City leaders say it's a unique response to the budget crunch caused by cuts in state aid, but one other cities may soon consider emulating.
The Benton County Sheriff wanted the city of Foley to pay about $280,000 for three deputies to patrol its streets next year. But the city of 2,600 saw its state aid payments cut by more than $150,000 this year, and the city council was looking for ways to save money next year.
Foley stands to save more than $80,000 by hiring General Security Services Corporation to patrol the city. The private contractors will carry firearms, and make citizen's arrests. They cannot make traffic stops or investigate crimes.
"We thought if we could hire a security firm to come in, and basically take care of the ordinances for the city and the general nuisance items that go on in town, that would take care of most of the things we needed to get done," council member Dean Weber said.
The sheriff's department would still respond to 911 calls. But a spokesman for the sheriff warned the city council's decision will have negative consequences for its citizens.
"The best-case scenario: We'll have one deputy for nine townships, which Foley is a part of," Chief Deputy Troy Heck said. "You're going to see fewer patrols coming through the area, longer response times, just generally less police service."

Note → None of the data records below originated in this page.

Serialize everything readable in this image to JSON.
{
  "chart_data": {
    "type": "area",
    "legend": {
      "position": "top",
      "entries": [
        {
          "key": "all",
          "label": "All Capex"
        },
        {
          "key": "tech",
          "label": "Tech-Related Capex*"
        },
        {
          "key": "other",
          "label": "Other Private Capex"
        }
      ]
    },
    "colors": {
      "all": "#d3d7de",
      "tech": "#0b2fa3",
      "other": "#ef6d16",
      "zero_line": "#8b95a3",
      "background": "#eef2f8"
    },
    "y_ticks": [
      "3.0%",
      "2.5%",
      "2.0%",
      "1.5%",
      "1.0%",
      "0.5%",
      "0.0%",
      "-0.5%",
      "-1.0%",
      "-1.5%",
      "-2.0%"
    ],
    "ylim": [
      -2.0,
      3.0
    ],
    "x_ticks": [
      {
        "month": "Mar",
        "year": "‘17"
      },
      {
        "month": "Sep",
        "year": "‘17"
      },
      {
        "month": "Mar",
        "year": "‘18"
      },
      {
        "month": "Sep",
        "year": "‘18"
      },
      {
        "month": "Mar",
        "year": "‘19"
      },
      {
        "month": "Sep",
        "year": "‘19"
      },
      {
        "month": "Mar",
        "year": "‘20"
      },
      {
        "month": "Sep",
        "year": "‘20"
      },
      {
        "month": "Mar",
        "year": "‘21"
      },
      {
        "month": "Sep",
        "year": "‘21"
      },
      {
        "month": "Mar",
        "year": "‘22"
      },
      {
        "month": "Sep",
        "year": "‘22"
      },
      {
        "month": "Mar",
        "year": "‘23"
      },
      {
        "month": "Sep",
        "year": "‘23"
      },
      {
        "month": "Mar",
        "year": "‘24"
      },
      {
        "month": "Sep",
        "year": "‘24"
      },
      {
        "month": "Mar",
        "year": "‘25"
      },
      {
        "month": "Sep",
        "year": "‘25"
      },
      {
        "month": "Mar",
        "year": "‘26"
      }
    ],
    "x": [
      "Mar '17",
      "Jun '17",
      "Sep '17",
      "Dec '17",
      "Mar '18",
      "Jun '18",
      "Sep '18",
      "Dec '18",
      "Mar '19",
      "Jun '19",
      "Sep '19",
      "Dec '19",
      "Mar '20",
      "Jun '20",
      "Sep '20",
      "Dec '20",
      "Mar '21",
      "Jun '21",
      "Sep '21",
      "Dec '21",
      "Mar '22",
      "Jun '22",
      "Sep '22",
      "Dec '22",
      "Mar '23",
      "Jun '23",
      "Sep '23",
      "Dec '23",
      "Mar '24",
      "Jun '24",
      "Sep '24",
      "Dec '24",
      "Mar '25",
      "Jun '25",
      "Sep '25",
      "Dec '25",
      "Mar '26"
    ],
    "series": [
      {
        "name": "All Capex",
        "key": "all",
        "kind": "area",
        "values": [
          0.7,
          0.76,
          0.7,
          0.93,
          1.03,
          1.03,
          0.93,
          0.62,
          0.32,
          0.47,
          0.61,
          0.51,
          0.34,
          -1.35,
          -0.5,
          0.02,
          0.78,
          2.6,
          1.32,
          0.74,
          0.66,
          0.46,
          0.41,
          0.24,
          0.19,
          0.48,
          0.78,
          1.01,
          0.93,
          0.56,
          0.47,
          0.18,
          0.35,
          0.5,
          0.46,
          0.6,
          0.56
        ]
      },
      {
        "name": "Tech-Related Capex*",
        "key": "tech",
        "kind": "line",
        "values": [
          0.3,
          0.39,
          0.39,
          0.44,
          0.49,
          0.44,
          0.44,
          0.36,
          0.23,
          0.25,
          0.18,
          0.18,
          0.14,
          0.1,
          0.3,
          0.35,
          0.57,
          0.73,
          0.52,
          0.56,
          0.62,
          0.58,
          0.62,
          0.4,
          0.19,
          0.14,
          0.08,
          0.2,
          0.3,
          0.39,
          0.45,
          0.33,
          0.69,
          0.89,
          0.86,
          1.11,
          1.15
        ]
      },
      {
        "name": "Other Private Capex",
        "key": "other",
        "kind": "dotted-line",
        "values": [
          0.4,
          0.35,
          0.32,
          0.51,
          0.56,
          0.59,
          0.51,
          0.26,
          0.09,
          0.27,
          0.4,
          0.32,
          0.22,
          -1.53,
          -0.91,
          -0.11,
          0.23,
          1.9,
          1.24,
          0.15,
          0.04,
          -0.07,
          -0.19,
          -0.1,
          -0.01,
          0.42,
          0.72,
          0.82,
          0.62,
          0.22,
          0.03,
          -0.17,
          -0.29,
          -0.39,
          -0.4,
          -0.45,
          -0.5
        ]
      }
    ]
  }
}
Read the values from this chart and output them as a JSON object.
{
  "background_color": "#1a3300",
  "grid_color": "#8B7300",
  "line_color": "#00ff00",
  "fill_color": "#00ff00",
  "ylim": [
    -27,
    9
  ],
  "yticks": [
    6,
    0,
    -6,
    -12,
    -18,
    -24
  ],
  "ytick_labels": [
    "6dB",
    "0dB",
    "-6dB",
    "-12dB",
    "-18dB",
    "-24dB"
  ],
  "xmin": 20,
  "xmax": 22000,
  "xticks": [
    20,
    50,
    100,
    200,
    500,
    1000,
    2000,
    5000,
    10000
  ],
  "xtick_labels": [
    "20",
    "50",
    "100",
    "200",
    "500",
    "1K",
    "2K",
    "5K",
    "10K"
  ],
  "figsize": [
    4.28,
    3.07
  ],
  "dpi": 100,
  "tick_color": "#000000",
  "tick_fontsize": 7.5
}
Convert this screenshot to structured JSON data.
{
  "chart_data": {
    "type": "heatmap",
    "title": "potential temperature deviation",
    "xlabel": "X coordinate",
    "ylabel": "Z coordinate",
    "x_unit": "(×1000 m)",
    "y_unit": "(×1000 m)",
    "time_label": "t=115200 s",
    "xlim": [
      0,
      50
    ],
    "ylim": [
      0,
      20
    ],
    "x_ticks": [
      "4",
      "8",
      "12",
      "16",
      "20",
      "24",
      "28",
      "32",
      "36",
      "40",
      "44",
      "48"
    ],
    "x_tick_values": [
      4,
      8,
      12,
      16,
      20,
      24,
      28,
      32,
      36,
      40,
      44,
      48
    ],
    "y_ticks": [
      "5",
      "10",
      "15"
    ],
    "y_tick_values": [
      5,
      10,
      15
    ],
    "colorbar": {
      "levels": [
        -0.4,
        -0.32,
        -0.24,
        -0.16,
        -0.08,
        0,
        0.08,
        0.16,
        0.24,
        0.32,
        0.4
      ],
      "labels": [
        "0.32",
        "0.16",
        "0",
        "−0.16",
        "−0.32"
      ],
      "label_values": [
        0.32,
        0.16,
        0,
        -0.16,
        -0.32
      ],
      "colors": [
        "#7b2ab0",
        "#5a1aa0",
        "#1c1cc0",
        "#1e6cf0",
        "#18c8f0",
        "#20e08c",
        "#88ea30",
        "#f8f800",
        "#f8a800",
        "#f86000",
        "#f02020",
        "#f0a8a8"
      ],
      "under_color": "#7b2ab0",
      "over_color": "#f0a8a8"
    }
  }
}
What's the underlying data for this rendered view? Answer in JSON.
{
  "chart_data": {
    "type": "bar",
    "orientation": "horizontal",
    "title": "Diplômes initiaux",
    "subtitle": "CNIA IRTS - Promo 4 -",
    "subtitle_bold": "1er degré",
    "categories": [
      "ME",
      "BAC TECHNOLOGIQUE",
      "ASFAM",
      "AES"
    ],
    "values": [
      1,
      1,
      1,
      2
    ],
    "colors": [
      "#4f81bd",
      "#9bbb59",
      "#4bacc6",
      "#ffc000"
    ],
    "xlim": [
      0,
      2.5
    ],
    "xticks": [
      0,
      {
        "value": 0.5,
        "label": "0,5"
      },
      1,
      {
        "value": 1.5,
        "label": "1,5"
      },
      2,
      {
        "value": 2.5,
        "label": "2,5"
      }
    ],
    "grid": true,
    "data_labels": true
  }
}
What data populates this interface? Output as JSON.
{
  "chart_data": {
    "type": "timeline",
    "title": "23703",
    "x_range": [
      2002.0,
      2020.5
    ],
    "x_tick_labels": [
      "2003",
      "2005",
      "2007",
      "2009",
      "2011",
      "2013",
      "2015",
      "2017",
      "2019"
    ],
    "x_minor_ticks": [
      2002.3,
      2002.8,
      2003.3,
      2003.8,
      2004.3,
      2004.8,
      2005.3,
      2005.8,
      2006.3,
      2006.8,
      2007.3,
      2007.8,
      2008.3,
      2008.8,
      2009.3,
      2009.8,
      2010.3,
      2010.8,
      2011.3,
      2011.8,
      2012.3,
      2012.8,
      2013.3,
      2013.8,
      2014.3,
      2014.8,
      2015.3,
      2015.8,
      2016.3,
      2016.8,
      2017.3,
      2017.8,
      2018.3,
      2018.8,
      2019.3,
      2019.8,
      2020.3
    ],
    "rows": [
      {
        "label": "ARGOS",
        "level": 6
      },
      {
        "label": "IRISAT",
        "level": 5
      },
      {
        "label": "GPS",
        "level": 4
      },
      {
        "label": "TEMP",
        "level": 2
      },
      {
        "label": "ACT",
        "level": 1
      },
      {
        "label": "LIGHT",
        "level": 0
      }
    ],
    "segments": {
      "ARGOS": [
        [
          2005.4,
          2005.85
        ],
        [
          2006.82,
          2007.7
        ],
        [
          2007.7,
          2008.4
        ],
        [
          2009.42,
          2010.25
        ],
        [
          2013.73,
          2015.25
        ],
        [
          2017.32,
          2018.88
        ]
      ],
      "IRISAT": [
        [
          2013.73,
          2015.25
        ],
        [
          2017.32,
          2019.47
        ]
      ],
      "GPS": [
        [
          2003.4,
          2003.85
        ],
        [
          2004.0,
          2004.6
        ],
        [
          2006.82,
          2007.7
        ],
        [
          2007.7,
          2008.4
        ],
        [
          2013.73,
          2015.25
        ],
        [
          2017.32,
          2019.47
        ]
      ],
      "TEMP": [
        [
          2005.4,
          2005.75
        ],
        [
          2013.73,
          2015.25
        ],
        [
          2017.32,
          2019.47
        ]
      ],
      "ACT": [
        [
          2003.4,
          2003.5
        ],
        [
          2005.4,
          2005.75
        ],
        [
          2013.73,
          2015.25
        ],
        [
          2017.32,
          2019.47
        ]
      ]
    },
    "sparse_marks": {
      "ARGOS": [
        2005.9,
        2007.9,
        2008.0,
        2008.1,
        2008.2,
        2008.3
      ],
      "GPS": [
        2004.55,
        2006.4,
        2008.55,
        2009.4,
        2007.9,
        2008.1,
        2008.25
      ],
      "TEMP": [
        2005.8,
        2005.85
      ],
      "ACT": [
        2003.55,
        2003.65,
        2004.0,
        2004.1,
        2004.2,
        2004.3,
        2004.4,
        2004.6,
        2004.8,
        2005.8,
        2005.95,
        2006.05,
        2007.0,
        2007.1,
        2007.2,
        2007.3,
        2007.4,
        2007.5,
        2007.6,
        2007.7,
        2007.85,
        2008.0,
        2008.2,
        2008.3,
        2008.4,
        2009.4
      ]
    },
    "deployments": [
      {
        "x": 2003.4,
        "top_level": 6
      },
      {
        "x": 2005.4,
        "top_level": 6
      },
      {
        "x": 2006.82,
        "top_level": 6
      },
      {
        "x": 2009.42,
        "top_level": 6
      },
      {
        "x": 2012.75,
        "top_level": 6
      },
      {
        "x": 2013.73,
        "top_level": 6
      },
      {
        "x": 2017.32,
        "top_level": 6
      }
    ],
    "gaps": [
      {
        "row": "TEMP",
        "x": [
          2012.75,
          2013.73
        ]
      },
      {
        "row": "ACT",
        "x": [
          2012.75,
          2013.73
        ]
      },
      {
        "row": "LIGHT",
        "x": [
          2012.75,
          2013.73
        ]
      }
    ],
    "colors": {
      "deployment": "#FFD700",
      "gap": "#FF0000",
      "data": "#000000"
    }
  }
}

The sheriff's office hasn't decided how to deal with the impact on its budget, Heck said.
County and municipal budgets statewide have been strained by cuts in state aid.
Weber said he's not aware of any other cities replacing their police forces with private contractors, but that might change.
"It's going to be a trial and we'll see how it goes. If it goes well, I imagine there'll be a lot of other cities looking at it," Weber said.
Weber is optimistic, but if it doesn't go well, the council will consider hiring a police chief to oversee the private contractors. Weber said that would still be cheaper than a new contract with the county sheriff.